El Renacimiento supone una recuperación de la antigüedad clásica, y en este sentido los vestigios grecorromanos representaban una importante fuente de información. Puede decirse que es en esta época cuando nace la arqueología como actividad, aunque todavía está muy lejos de tener una dimensión histórica, que dé un significado profundo a los hallazgos. En efecto, los renacentistas se interesan por los restos materiales desde un punto de vista fundamentalmente artístico, y así, constituyen una fuente de inspiración para los artistas, o un objeto de deseo para los mecenas, procedentes de la nobleza o de la alta jerarquía eclesiástica, que, como anticuarios, enriquecen con ellos sus colecciones privadas. De este modo, en esta época nos encontramos actitudes tan dispares como la creación del Museo Capitolino, promovido por el papa Sixto IV, o la imitación llevada a cabo por Miguel Ángel de un conjunto escultórico que representaba a Laoconte y que fue descubierto en la época, o incluso la utilización de piedras procedentes del Coliseo para la construcción de la basílica de San Pedro.
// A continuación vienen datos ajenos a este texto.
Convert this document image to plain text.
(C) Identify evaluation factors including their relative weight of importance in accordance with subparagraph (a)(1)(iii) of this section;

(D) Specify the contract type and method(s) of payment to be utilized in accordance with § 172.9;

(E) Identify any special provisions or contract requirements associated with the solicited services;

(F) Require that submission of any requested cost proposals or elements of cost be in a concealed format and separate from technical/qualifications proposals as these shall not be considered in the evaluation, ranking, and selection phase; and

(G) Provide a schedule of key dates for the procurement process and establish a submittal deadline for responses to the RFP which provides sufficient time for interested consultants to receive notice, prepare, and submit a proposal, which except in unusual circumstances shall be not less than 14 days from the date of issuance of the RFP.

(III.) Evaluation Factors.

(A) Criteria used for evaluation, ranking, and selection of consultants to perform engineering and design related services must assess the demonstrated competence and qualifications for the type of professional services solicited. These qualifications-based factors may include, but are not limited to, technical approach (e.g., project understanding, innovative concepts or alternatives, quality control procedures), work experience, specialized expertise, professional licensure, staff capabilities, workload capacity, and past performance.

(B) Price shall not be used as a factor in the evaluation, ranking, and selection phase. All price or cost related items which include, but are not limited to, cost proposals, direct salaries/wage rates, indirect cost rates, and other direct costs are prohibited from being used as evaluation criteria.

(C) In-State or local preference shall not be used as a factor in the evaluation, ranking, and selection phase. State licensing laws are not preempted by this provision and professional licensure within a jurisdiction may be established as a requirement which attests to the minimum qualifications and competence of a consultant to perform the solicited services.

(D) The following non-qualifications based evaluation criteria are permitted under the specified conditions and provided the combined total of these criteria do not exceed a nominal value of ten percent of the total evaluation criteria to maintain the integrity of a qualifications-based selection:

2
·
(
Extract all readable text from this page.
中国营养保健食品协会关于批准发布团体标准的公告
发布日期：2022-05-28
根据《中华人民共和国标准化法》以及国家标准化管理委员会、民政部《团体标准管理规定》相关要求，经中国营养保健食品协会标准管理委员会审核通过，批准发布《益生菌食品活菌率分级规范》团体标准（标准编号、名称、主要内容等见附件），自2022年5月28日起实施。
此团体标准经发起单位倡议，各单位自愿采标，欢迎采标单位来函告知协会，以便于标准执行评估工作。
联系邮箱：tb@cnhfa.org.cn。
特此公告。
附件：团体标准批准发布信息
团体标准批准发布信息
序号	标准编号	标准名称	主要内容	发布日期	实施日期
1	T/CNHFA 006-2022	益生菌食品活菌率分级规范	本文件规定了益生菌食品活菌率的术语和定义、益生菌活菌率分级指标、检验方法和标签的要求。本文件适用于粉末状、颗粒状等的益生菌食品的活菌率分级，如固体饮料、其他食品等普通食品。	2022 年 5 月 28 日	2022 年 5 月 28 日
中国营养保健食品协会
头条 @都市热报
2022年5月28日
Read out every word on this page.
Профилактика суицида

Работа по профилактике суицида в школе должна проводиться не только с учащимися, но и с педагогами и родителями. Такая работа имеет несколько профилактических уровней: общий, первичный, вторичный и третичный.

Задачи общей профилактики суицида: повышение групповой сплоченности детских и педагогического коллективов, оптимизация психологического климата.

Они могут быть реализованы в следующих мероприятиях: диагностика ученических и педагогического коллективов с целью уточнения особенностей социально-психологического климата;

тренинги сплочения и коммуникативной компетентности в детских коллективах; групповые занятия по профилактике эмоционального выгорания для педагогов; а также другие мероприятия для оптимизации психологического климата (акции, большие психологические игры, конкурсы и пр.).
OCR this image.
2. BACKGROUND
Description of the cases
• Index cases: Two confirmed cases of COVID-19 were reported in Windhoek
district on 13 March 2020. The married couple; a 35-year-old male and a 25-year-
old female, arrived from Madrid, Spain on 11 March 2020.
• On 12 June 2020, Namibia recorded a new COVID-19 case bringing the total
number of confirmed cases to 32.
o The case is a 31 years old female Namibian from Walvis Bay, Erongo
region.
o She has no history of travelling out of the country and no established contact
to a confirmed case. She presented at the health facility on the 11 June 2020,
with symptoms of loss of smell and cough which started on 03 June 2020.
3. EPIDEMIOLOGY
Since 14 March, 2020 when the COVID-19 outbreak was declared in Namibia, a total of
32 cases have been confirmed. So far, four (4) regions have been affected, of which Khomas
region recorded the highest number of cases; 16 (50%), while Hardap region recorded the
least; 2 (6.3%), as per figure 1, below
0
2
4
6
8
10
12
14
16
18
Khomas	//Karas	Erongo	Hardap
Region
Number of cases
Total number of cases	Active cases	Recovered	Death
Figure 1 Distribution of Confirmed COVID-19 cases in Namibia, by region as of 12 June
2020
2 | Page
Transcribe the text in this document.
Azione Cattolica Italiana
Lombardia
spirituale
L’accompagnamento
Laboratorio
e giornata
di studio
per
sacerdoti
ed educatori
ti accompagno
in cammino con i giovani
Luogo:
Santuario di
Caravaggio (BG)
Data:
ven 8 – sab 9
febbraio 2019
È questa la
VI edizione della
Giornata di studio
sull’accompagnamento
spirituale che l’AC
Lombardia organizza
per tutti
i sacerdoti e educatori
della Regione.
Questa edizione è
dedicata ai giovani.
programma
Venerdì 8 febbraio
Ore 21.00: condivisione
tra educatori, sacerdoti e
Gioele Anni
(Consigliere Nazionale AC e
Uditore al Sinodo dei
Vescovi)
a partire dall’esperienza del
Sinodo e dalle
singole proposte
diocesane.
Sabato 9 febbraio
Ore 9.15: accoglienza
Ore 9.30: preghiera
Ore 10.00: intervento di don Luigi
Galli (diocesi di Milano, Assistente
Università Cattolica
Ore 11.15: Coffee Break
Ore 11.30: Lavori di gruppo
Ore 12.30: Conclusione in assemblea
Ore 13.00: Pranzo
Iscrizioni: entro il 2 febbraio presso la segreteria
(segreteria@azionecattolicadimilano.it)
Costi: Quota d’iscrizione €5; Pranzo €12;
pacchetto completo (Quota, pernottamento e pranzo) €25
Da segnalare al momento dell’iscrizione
Según ese movimiento que con frecuencia trazan las corrientes culturales, en el Barroco pierde fuerza la búsqueda de restos procedentes de un pasado ya superado. Sin embargo, un siglo después, en el XVIII, vuelve el impulso recuperador de la antigüedad: se recupera el interés por las excavaciones, triunfa el arte neoclásico, inspirado en los cánones grecorromanos…
Si hay un personaje al que debemos atribuir el impulso experimentado por la arqueología es Winckelmann. Él es el primero en superar el mero afán expoliador de las excavaciones con un propósito de coleccionar, atesorar, imitar… Él analiza sistemáticamente los restos desde un punto de vista artístico, susceptibles de ser clasificados, ordenados cronológicamente… Si algo se le puede achacar es que se centra demasiado en los aspectos estéticos de las piezas halladas, y no tanto en su significado histórico.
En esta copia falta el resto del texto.